前に置かれた耳飾りを見て、彼は大きく目を見開く。
「やっぱり……これはきみが作ったのか」
そう言って懐から何かを取り出し、わたしの前に差し出す。それは見覚えのある耳飾りだった。先に置いた作りかけのものと色は違うが、形はそっくりだ。間違いなく、わたしが作ったものだろう。
「……どうしてこれを?」
「私の住む神殿に、献上品として送られてきた。送られたものは一通り目を通すんだが、この耳飾りからきみの匂いがしたから本当に驚いた」
ちょっとまて。匂いって、なんだ? もしかして……体臭? わたしってそんなに臭かったの? たしかにお風呂はあんまり入ってないけど……
思わずくんくんと身体を嗅ぎ始めたわたしを見て、イリューザは「違う違う」と笑い始める。
「匂いっていうのは、つがい同士のみで感じるフェロモンのようなものだ」
「ふぇろもん」
初めて聞く言葉だ。なんだかよく分からないが、ちょっと危険な香りがする。
「つがいが出すフェロモンはつがいを呼び寄せる。逆に言うと、匂いを発しているということは、つがいを呼んでいることになる」
「……つまり?」
「私はきみに呼ばれていると思って、ここに来たんだがな」
小さく笑って、イリューザは肩を竦めた。
呼ばれたと思ってこんな辺境の村までやってきたら、呼び出した本人からお呼びでないですと言われてしまったのか、この竜は。
いや実際に呼んだ記憶はないのだけれど。……と否定しそうになったが、彼が持っていた耳飾りを見てある記憶を思い出す。
それは両親が死んでから、ちょうど一年が経った日。ふたりの命日にもかかわらず、わたしは仕事をしていた。何かをしていないと、泣いてしまいそうだったから。
それでもやっぱり――さみしくて。
たった一年前まで、三人で笑いあって暮らしていたのだ。両親は病を患ってから、一週間で旅立ってしまった。為すすべなんて、なかった。
だからあの日、作りかけの耳飾りを片手に、誰かにそばに居てほしいと願ってしまったのだ。それが一年の時を経て、イリューザのもとに辿りついたというのか。そんな事実簡単には信じられないが、現にいま彼はここにいる。
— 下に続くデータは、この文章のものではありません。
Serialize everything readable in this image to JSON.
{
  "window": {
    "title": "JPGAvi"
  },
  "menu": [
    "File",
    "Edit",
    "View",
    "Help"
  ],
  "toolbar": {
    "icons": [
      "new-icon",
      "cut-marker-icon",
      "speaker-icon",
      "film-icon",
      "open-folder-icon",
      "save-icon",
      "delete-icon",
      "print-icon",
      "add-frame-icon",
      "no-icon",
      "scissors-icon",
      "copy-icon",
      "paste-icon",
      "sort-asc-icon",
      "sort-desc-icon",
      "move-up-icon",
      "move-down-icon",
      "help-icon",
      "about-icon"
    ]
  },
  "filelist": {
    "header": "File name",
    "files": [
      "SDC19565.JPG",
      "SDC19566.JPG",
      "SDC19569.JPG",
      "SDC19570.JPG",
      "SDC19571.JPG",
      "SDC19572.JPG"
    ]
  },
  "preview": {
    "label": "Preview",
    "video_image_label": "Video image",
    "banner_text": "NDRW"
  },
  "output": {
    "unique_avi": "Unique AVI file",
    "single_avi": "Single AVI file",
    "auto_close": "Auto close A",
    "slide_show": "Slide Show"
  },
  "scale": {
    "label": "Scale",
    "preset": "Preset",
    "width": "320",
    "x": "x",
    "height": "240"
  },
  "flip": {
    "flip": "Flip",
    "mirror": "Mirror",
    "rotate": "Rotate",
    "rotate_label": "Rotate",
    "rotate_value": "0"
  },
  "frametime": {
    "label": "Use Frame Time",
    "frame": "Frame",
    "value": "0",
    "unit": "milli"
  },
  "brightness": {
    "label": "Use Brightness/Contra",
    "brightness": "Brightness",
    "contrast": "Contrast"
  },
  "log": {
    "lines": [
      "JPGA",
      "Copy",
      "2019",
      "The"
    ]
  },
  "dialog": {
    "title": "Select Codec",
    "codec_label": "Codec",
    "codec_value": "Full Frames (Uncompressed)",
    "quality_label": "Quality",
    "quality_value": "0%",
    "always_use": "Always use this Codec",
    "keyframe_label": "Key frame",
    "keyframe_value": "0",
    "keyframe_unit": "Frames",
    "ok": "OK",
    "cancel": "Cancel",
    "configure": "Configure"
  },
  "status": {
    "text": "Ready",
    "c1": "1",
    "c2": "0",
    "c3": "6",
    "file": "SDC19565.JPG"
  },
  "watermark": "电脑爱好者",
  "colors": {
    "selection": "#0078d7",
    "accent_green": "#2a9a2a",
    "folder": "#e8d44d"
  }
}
「あんなに切ない匂いで呼ぶものだから、大急ぎで飛んできたんだが……」
「スミマセン、無意識デシタ」
「みたいだな」
残念そうに眉尻を下げたので、なんとも申し訳ない気分になる。
彼は背もたれに体重を預けて、手のひらに乗せた耳飾りを見て言った。
「だけどこれを見たとき、すごく嬉しかった」
「どうして?」
「つがいが人間だと分かったから」
今度はわたしの黒い瞳をまっすぐ見つめる。それからおもむろに手を伸ばして、瞳と同じ色の黒髪に指を絡めた。日に焼けて少しごわごわとした髪を撫でながら、目を細める。
「こうやって話ができるだけでも……本当に、尊いな」
「話すだけならいつでも」
「話すだけなら、……か」
髪から指を離して、彼は伏し目がちに机の上に視線を向ける。
「……それは残酷だな」
ぽつりとこぼした言葉は、わたしの耳には届かないほど小さな声だった。